Ansible Lesson 25 – Playbook Best Practices | Dataplexa
Section II · Lesson 25

Playbook Best Practices

In this lesson

Project structure Naming conventions Performance habits Security in playbooks Section II recap

Playbook best practices are the habits, conventions, and structural decisions that make the difference between automation that works once and automation that a team can maintain, extend, and trust for years. This lesson consolidates the most important practical lessons from Section II into a definitive reference — covering project structure at scale, naming conventions that make playbooks self-documenting, performance optimisations that matter on large fleets, security practices that prevent credential leaks, and the Section II recap that closes out the playbook fundamentals phase of this course. Nothing in this lesson is new theory — it is applied wisdom from everything you have built in Lessons 11 through 24.

Production Project Structure

A production Ansible project is larger than the practice structures used in Lessons 10 and 13. It needs to support multiple environments, a team of engineers, CI/CD integration, and a growing library of roles. The structure below scales from a two-person startup to a 50-engineer platform team without reorganisation.

myproject/
├── ansible.cfg                    # project-level config — committed to Git
├── site.yml                       # master playbook — provisions the full stack
├── deploy.yml                     # deployment-only playbook (no provisioning)
│
├── inventory/
│   ├── staging/
│   │   ├── hosts.ini              # staging host list
│   │   └── group_vars/
│   │       ├── all.yml            # env: staging, log_level: debug
│   │       ├── webservers.yml     # staging nginx settings
│   │       └── databases.yml     # staging postgresql settings
│   └── production/
│       ├── hosts.ini              # production host list
│       └── group_vars/
│           ├── all.yml            # env: production, log_level: warn
│           ├── webservers.yml     # production nginx settings
│           └── databases.yml     # production postgresql settings
│
├── roles/
│   ├── common/                    # base config for every host
│   ├── nginx/                     # web server role
│   ├── postgresql/                # database role
│   └── app_deploy/                # application deployment role
│
├── playbooks/
│   ├── hardening.yml              # security hardening (run separately)
│   ├── monitoring.yml             # monitoring agent setup
│   └── rotate_secrets.yml        # credential rotation (tagged never)
│
├── files/                         # static files used across roles
├── templates/                     # project-level templates (rarely needed)
│
├── .vault_pass                    # NEVER COMMIT — listed in .gitignore
├── .gitignore                     # must include .vault_pass and *.retry
└── README.md                      # how to run this project — always maintained

Three non-negotiable project files

ansible.cfg in the project root ensures every engineer uses the same configuration regardless of what is in their home directory. .gitignore must list .vault_pass, *.retry, and any other files that must never be committed.
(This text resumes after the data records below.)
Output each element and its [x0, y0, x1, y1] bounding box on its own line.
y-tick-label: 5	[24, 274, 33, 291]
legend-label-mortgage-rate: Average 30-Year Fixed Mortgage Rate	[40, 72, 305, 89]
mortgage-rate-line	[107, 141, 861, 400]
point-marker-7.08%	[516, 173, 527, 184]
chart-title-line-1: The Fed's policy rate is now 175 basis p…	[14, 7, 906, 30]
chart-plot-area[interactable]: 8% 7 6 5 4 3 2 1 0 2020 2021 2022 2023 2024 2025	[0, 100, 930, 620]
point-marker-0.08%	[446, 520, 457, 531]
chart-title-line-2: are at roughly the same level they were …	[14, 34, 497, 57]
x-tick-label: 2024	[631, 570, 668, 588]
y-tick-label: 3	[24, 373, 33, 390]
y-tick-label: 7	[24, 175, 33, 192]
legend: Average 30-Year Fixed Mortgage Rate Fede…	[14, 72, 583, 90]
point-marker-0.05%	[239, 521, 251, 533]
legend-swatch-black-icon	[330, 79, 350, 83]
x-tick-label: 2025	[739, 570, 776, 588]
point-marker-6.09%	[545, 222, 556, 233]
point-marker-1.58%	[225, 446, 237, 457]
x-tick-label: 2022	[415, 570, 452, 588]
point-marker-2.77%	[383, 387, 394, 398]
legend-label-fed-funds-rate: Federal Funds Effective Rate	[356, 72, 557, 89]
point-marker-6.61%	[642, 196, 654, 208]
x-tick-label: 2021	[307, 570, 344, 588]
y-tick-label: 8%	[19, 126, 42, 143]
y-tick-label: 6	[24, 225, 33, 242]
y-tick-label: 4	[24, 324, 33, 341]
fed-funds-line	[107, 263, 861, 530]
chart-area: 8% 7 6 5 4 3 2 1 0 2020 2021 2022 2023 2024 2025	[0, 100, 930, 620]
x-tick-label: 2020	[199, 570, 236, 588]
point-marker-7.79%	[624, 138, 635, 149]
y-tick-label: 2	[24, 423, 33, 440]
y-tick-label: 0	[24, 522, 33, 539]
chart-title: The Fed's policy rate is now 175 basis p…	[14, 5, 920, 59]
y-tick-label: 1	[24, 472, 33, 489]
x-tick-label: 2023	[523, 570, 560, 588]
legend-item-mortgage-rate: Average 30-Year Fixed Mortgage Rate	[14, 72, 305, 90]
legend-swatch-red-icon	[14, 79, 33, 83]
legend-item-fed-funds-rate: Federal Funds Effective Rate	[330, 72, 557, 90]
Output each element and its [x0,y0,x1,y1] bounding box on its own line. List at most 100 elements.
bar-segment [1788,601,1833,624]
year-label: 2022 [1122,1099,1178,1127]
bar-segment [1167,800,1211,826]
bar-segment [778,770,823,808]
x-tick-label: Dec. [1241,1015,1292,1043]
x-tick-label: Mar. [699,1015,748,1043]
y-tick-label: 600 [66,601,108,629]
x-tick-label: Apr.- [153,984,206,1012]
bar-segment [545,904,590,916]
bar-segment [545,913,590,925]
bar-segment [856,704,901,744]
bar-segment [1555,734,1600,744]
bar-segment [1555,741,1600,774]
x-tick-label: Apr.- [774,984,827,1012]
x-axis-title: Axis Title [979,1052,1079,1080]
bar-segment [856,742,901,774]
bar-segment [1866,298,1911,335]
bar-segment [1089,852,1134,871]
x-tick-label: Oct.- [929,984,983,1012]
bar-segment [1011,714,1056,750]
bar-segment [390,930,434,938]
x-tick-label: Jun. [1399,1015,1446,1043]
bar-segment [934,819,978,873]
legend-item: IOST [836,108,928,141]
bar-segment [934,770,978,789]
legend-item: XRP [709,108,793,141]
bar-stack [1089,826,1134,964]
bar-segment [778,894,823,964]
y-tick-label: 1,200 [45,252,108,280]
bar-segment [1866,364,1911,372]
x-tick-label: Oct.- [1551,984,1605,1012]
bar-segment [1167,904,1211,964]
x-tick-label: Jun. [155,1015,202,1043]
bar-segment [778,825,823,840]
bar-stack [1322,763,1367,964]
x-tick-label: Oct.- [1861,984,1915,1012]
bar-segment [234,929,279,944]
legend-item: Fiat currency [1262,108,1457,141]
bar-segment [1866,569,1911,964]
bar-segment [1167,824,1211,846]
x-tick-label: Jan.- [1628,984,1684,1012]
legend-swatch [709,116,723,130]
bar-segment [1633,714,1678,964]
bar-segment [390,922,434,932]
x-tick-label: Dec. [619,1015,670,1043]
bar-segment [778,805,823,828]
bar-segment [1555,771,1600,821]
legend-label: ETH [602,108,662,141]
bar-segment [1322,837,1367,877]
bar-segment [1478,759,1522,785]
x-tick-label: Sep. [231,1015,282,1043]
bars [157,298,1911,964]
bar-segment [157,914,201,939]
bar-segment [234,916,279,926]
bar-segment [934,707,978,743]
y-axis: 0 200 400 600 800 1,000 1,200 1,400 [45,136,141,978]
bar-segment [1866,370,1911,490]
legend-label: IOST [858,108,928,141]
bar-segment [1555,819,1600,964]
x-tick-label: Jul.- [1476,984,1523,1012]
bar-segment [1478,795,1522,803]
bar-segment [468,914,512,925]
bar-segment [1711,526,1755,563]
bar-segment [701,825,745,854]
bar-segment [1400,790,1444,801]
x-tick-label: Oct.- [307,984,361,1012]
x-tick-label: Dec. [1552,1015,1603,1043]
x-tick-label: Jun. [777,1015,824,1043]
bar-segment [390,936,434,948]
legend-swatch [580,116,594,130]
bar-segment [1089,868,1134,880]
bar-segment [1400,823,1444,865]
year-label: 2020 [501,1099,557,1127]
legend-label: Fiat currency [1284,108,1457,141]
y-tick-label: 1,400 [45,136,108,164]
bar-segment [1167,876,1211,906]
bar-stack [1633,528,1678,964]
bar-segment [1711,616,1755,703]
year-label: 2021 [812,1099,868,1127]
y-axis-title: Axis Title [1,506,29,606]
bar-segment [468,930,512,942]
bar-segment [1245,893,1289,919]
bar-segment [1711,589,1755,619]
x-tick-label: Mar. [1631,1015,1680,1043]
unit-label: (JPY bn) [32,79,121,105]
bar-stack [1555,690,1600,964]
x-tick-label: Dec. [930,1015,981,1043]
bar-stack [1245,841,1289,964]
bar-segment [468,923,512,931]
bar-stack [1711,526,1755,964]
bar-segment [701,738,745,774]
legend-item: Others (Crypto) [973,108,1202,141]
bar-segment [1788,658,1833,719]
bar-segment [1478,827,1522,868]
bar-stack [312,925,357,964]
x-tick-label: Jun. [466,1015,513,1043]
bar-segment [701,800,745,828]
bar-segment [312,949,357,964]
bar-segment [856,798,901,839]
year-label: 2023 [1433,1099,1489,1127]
README.md must be current — if it does not describe how to run the project and which inventories exist, the next engineer will spend an hour figuring out what you spent five minutes setting up.

Naming Conventions

Consistent naming is not cosmetic — it is the difference between a playbook that documents itself and one that requires an expert to interpret. These five conventions appear in every high-quality Ansible project and are enforced by ansible-lint.

Convention 1

Task names are imperative verb phrases

Install Nginx web server, Deploy application config, Create deploy user. Every task name reads like an instruction. Never: nginx, package, or done.

Convention 2

Variables are lowercase_with_underscores

nginx_port, db_max_connections, deploy_user. Never camelCase, never UPPER_CASE for user-defined variables. Ansible's built-in facts use ansible_*.

Convention 3

Role variables are prefixed with the role name

nginx_port not port, postgresql_version not version. This prevents name collisions when multiple roles are applied in the same play.

Convention 4

Playbooks are named by function, not by host

deploy.yml, hardening.yml, rotate_secrets.yml. Never web01.yml or server.yml. Playbooks describe actions, not targets.

Convention 5

Template files use the destination filename plus .j2

The template for /etc/nginx/nginx.conf is named nginx.conf.j2. The template for /etc/postgresql/15/main/postgresql.conf is named postgresql.conf.j2. The naming makes it immediately clear what the template renders into, and it makes grep and IDE search useful.

Performance Habits

On a 5-host lab, performance rarely matters. On a 200-host production fleet, a 10-second-per-host overhead compounds to 33 minutes of waiting. These habits collectively cut playbook run times by 30–60% on large inventories with no change to correctness.

Habit 1

Enable SSH pipelining

Set pipelining = True in ansible.cfg under [ssh_connection]. This eliminates a separate SSH connection per task by streaming commands over a single connection — reducing per-task overhead from ~150ms to ~30ms. Requires requiretty = False in sudoers, which is the default on most modern distributions.

Habit 2

Disable fact gathering on plays that do not need facts

Set gather_facts: false on any play whose tasks do not reference ansible_* variables. Fact gathering takes 1–3 seconds per host — on a 200-host fleet this is 3–10 minutes of pure overhead for plays that never use a single fact.

Habit 3

Use native list passing for package installs

Pass a list directly to ansible.builtin.package's name: parameter rather than looping — installs all packages in a single module invocation instead of one SSH operation per package. For 10 packages, this is 10× fewer round trips.

Habit 4

Increase forks for large fleets

The default fork count of 5 means Ansible processes 5 hosts at a time. Set forks = 20 (or higher) in ansible.cfg for large inventories. The right value depends on your control node's CPU count and network bandwidth — test and tune, but 20 is a safe starting point for most environments.

Habit 5

Cache facts with fact caching

Enable fact_caching = jsonfile with a reasonable fact_caching_timeout in ansible.cfg. Cached facts eliminate the setup module round-trip on subsequent runs within the timeout window — ideal for CI pipelines that run multiple playbooks against the same hosts in sequence.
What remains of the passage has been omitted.